La réaction a été unanime et immédiate. Même le parti présidentiel, le Parti du Pouvoir au Peuple, a pris ses distances. Son chef, Han Dong-hoon, a exigé que « le président doit expliquer cette situation tragique tout de suite et en détail », soulignant que « tous les responsables devront rendre des comptes ». Le chef de cabinet et plusieurs conseillers présidentiels ont démissionné collectivement. La Confédération coréenne des syndicats, forte de 1,2 million de membres, a appelé à une « grève générale illimitée » jusqu’à la démission de Yoon Suk Yeol, estimant qu’il avait « signé sa propre fin au pouvoir ». L’opposition a immédiatement déposé une motion de destitution qui pourrait être soumise au vote dès vendredi, nécessitant une majorité des deux tiers pour être adoptée.

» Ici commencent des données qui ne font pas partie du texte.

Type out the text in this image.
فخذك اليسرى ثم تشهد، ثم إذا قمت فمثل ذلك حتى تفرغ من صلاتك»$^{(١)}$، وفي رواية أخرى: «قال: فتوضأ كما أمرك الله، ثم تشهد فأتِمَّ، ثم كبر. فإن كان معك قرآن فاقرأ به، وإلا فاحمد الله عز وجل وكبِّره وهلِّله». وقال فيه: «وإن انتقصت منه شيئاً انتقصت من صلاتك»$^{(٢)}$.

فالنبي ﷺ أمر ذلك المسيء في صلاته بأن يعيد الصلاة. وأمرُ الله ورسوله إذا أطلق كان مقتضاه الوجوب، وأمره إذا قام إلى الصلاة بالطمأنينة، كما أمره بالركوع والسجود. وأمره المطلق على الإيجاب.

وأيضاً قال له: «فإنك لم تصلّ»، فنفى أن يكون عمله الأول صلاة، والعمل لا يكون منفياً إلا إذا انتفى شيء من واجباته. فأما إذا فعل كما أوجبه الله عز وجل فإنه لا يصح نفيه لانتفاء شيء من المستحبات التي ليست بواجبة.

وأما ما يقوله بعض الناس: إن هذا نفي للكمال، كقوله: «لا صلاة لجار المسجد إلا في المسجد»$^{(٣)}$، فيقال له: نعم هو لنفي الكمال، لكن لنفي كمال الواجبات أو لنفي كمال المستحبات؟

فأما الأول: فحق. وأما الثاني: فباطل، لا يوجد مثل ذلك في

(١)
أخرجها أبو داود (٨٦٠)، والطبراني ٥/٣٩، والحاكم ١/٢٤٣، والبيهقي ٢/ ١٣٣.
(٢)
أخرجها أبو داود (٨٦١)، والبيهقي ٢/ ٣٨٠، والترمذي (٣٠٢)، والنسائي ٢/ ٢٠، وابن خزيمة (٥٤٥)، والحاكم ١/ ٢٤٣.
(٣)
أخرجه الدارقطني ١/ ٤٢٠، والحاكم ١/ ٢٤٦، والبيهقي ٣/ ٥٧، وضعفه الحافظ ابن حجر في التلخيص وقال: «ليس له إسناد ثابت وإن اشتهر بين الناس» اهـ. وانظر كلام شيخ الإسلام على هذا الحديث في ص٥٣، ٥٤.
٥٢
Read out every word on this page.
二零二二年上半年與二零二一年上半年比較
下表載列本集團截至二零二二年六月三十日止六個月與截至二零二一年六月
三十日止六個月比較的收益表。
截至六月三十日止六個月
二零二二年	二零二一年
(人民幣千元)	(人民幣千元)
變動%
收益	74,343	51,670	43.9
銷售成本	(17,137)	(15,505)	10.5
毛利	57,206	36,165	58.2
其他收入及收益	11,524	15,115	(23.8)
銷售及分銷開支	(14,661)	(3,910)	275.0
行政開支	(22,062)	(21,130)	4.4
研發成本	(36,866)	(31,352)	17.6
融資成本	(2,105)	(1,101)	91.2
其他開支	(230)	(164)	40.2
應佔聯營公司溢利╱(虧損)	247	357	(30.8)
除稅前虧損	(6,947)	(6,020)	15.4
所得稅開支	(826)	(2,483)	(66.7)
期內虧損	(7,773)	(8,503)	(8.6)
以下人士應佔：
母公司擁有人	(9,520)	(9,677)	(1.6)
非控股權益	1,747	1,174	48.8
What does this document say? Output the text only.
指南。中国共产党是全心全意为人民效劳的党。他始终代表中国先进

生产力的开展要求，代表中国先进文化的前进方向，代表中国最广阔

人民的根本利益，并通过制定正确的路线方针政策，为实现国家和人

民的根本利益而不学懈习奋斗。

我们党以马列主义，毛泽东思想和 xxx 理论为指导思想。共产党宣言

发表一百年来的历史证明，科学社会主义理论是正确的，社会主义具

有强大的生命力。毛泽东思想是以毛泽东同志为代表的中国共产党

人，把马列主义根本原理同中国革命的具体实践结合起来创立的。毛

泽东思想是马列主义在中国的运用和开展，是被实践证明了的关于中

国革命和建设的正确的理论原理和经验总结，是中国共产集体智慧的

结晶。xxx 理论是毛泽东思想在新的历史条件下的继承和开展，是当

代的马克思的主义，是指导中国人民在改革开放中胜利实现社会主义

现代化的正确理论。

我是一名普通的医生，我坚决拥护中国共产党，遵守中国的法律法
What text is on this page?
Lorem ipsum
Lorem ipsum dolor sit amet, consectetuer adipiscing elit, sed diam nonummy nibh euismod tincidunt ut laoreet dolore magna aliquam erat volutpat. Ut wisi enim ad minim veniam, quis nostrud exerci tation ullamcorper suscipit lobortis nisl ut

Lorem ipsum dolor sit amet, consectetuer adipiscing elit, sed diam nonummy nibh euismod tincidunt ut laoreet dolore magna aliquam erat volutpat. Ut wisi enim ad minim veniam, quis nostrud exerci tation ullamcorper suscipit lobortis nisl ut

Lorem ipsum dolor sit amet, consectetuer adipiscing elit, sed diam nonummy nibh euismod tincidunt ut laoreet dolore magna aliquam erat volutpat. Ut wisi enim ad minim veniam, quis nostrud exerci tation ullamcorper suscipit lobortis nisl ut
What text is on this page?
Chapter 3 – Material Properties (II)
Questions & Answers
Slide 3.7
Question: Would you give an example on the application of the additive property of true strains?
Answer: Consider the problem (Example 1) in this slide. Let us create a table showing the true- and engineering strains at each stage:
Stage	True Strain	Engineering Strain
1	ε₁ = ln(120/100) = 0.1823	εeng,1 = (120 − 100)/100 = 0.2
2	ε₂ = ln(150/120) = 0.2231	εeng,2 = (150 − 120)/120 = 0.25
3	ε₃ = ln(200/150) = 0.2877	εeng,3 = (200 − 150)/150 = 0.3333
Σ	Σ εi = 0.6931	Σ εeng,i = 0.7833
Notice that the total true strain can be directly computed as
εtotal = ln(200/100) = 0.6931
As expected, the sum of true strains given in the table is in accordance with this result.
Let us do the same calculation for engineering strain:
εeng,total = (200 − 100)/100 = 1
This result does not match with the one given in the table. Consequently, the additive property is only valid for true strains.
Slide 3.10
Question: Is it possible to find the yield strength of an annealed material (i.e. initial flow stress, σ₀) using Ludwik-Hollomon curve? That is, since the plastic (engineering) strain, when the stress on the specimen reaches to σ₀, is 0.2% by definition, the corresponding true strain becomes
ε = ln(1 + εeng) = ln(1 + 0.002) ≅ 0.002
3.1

Hier à l’aube, Yoon a finalement annoncé la levée de la loi martiale et le retrait des troupes de la capitale, provoquant des cris de joie des manifestants. La dernière activation de la loi martiale remontait à 1980, lors d’un coup d’État militaire réprimé dans le sang. Cette tentative de Yoon Suk Yeol, élu de justesse en 2022 et n’ayant jamais disposé de la majorité parlementaire, marque un tournant politique dramatique pour la démocratie sud-coréenne. La Bourse de Séoul a immédiatement réagi, terminant la journée en baisse de 1,4%, reflétant l’instabilité politique. Le président, dont la cote de popularité était déjà au plus bas, se retrouve désormais dos au mur, menacé de destitution et ayant perdu le soutien de sa propre formation politique.